In other words, the Court believed that the prosecution’s case was flimsy: “the evidence connecting that alleged motive to any actions that McIver took to intentionally kill his wife was thin,” Justice Boggs wrote.
“Indeed, the State’s evidence of intent was weak, as no witness testified to any disagreement or quarrel between McIver and Diane, and many witnesses testified that they were very much in love,” Boggs said elsewhere in the opinion.
Elsewhere the Court noted “particularly and with disapproval” that a prosecutor displayed “a PowerPoint slide with a bullet point reading ‘KKK’ during his closing argument.”
“Questioned at oral argument in this Court, the State ultimately acknowledged that no evidence was produced at trial to support any inference that the Ku Klux Klan was relevant to this case,” the high court noted.
McIver’s attorneys said the state was using a “constant drumbeat of racial animus” to “inflame the passion of the jury,” and the Court therefore “strongly caution[ed] the State that this or any similar behavior is not to be repeated upon any retrial of this case.”

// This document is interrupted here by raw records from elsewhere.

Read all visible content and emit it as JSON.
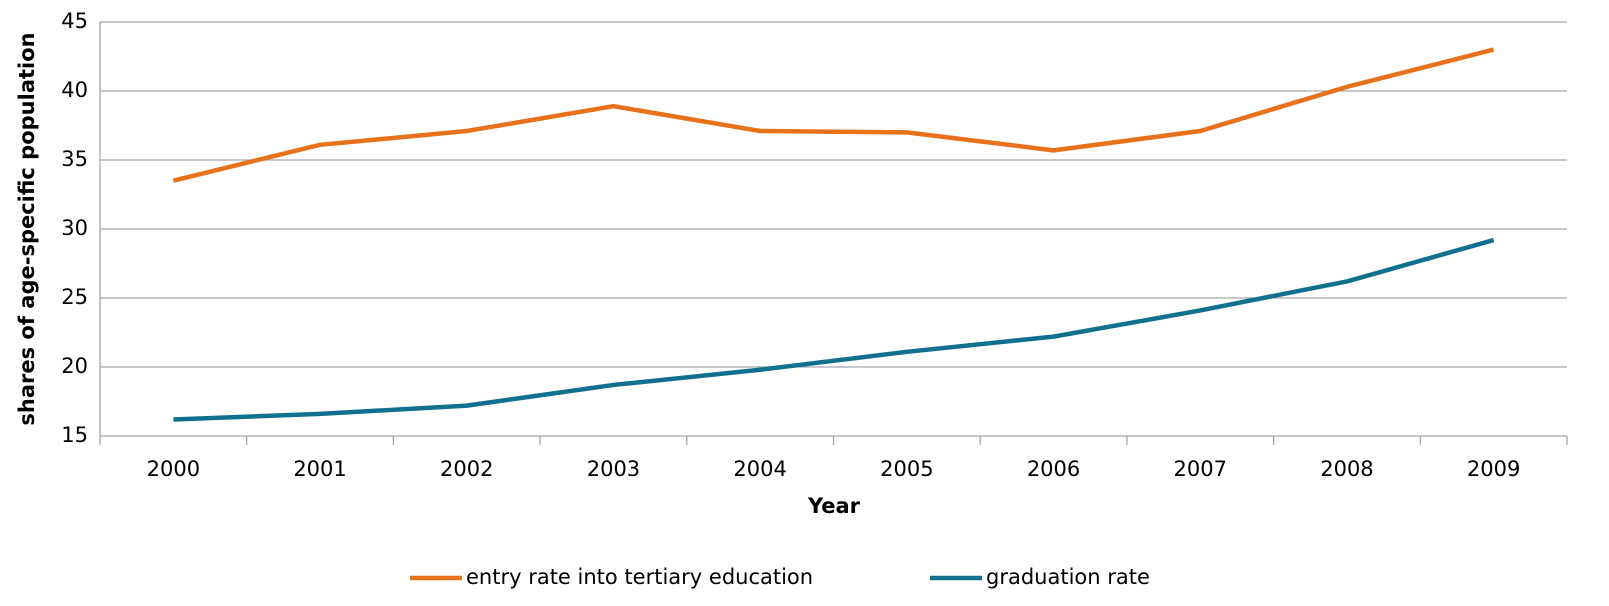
{
  "chart_data": {
    "type": "line",
    "x_label": "Year",
    "y_label": "shares of age-specific population",
    "categories": [
      "2000",
      "2001",
      "2002",
      "2003",
      "2004",
      "2005",
      "2006",
      "2007",
      "2008",
      "2009"
    ],
    "series": [
      {
        "name": "entry rate into tertiary education",
        "color": "#e8711c",
        "values": [
          33.5,
          36.1,
          37.1,
          38.9,
          37.1,
          37.0,
          35.7,
          37.1,
          40.3,
          43.0
        ]
      },
      {
        "name": "graduation rate",
        "color": "#12708f",
        "values": [
          16.2,
          16.6,
          17.2,
          18.7,
          19.8,
          21.1,
          22.2,
          24.1,
          26.2,
          29.2
        ]
      }
    ],
    "ylim": [
      15,
      45
    ],
    "yticks": [
      15,
      20,
      25,
      30,
      35,
      40,
      45
    ],
    "grid": true,
    "legend": "bottom"
  }
}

Other elements of racial animus, however, were relevant, such as McIver’s claim that he wanted his gun because he might encounter “Black Lives Matter protesters,” the Court calculated. Even though McIver complained that the state went through great lengths to use that evidence against him, the Court said it was “highly probative . . . because it was McIver’s own description of why he asked for his gun.”

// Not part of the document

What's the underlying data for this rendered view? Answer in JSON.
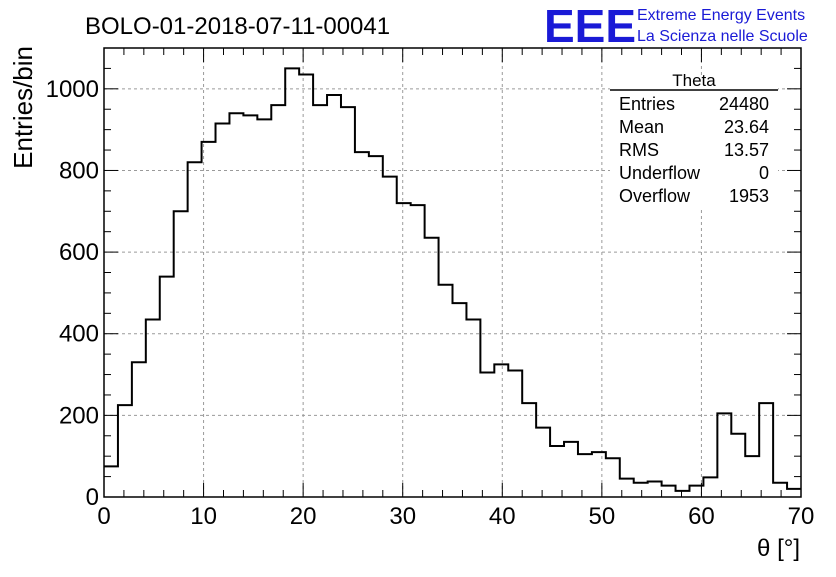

The verdicts in the case have long been criticized by a number of legal analysts — including, for the sake of ethical disclosure, the person writing this report — who watched the case unfold on the Law&Crime Network.
“We are delighted with the unanimous decision of the supreme court reversing Tex McIver’s conviction,” his attorneys Amanda Clark Palmer, Don Samuel, and Bruce Harvey said in a joint statement to Law&Crime. “He was deprived of a fair trial because the jury was not given the opportunity to find that the shooting was entirely the result of negligence , as opposed to an intentional killing. He was entitled to a fair trial and did not get a fair trial. We look forward to showing the next jury that he is not guilty of murder.”
A spokesperson for the Fulton County District Attorney’s Office told the Atlanta Journal-Constitution that the office “will evaluate the case and make a decision on how to proceed in the near future.”